Is the occurrence of acute festered thyroiditis in this context linked to gallbladder carcinoma? Generally, when thyroiditis resists to invading organisms, there might have been a complete encapsulation, a generous blood and lymphatic vascularization, and the local presence of iodine [3] . This presence might indeed be disturbed by the presence of cancer cells. In adults, the proposed routes of infection are as follows: a lymphatic or haematogenous spread, a direct inoculation of the thyroid or a surrounding anatomy, the direct extension of an abscess and the fistula spread of the pear-shaped sinus, in the case of a pre-existing thyroid disease or an immunocompromising condition [4] . Some authors report that the enzyme defense system against free radicals might be altered in patients with multinodular goitres and papillary carcinomas [7] .

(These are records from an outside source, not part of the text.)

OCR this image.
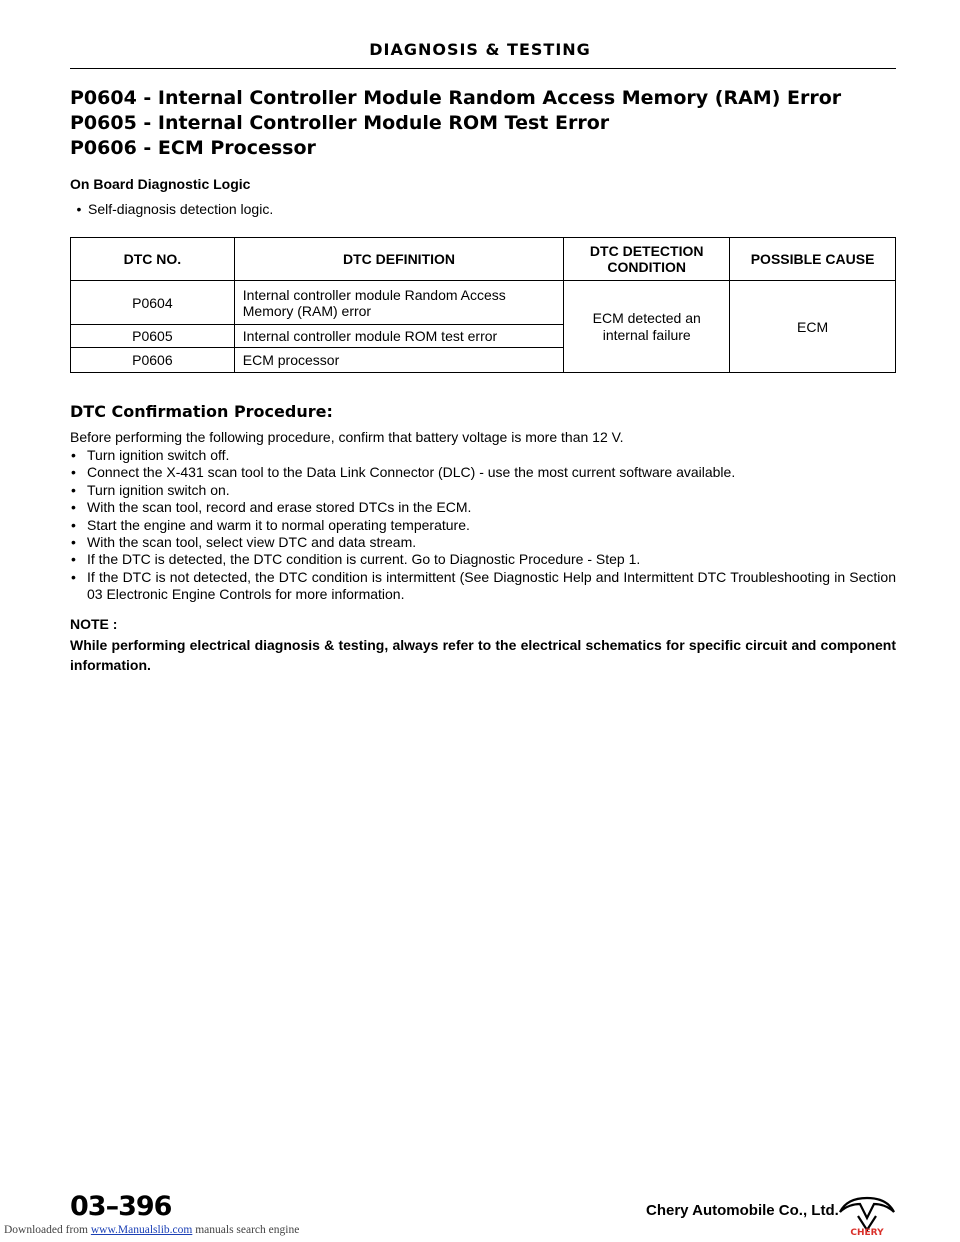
DIAGNOSIS & TESTING
P0604 - Internal Controller Module Random Access Memory (RAM) Error
P0605 - Internal Controller Module ROM Test Error
P0606 - ECM Processor
On Board Diagnostic Logic
• Self-diagnosis detection logic.
DTC NO.	DTC DEFINITION	DTC DETECTION CONDITION	POSSIBLE CAUSE
P0604	Internal controller module Random Access Memory (RAM) error	ECM detected an internal failure	ECM
P0605	Internal controller module ROM test error		
P0606	ECM processor		
DTC Confirmation Procedure:
Before performing the following procedure, confirm that battery voltage is more than 12 V.
• Turn ignition switch off.
• Connect the X-431 scan tool to the Data Link Connector (DLC) - use the most current software available.
• Turn ignition switch on.
• With the scan tool, record and erase stored DTCs in the ECM.
• Start the engine and warm it to normal operating temperature.
• With the scan tool, select view DTC and data stream.
• If the DTC is detected, the DTC condition is current. Go to Diagnostic Procedure - Step 1.
• If the DTC is not detected, the DTC condition is intermittent (See Diagnostic Help and Intermittent DTC Troubleshooting in Section 03 Electronic Engine Controls for more information.
NOTE :
While performing electrical diagnosis & testing, always refer to the electrical schematics for specific circuit and component information.
03–396	Chery Automobile Co., Ltd.
CHERY
Downloaded from www.Manualslib.com manuals search engine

Concerning the hormonal status, patients with differentiated thyroid carcinomas are generally in euthyroid state. Hormonal disturbances from hyperthyroidism were therefore described in the case of metastasis, particularly a pulmonary one [8] [9] . But among Ryo et al.’s four (4) patients suffering from vesicular carcinoma, two (2) were in euthyroid states: one in hyperthyroidism and the other hypothyroidism [10] . Thyrotoxicosis only happens in 5% to 10% of patients suffering from acute festered thyroiditis [11] . The anti-TSH antibodies stimulate angiogenesis and play an essential role in the growth and development of thyroid tumour [12] . Our patient had a TSH rate of 0.005 mUI/L and a free T4 (FT4; thyroxine) high 50.10 pmol/L. The hormonal disturbance, be it induced by carcinoma or acute festered thyroiditis, probably influences the evolution of the tumour in our patient.

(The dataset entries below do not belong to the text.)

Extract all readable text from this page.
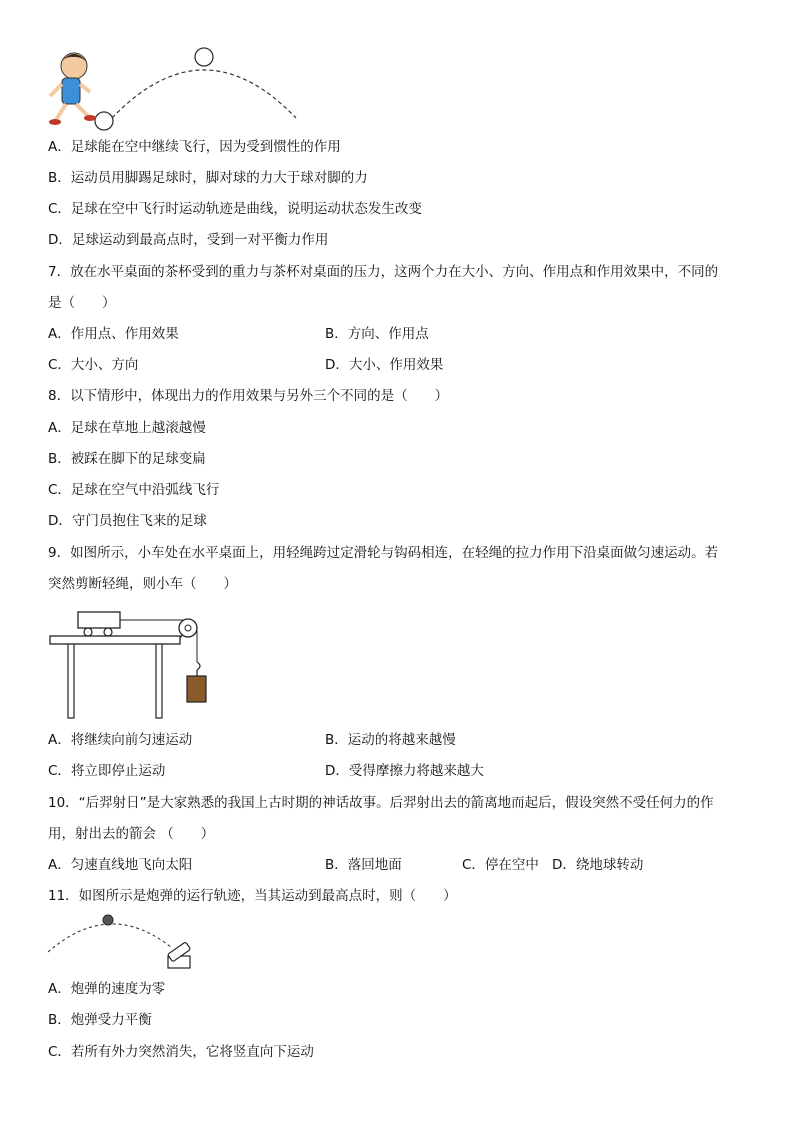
A．足球能在空中继续飞行，因为受到惯性的作用
B．运动员用脚踢足球时，脚对球的力大于球对脚的力
C．足球在空中飞行时运动轨迹是曲线，说明运动状态发生改变
D．足球运动到最高点时，受到一对平衡力作用
7．放在水平桌面的茶杯受到的重力与茶杯对桌面的压力，这两个力在大小、方向、作用点和作用效果中，不同的
是（　　）
A．作用点、作用效果	B．方向、作用点
C．大小、方向	D．大小、作用效果
8．以下情形中，体现出力的作用效果与另外三个不同的是（　　）
A．足球在草地上越滚越慢
B．被踩在脚下的足球变扁
C．足球在空气中沿弧线飞行
D．守门员抱住飞来的足球
9．如图所示，小车处在水平桌面上，用轻绳跨过定滑轮与钩码相连，在轻绳的拉力作用下沿桌面做匀速运动。若
突然剪断轻绳，则小车（　　）
A．将继续向前匀速运动	B．运动的将越来越慢
C．将立即停止运动	D．受得摩擦力将越来越大
10．“后羿射日”是大家熟悉的我国上古时期的神话故事。后羿射出去的箭离地而起后，假设突然不受任何力的作
用，射出去的箭会 （　　）
A．匀速直线地飞向太阳	B．落回地面	C．停在空中 D．绕地球转动
11．如图所示是炮弹的运行轨迹，当其运动到最高点时，则（　　）
A．炮弹的速度为零
B．炮弹受力平衡
C．若所有外力突然消失，它将竖直向下运动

Acute festered thyroiditis was traditionally treated with a combination of surgical and medical treatment modalities implying a partial or complete thyroidectomy [11] . Thyroid surgery completed by a recurrent bilateral dredging had been realized on our patient after an inefficient medical treatment. The surgery outcomes were simple with an excellent prognosis.

4. Conclusion

Gallbladder thyroid cancer is uncommon as well as acute festered thyroiditis. The identification of the mechanisms of the latter’s occurrence and its association, more or less frequent, with other thyroid pathologies, helps to take for granted acute festered thyroiditis as a possible complication of gallbladder thyroid cancer. The prognosis remains favourable in this context if only the patient is taken care of very quickly with an adapted medication.

Conflicts of Interest

The authors declare no conflicts of interest regarding the publication of this paper.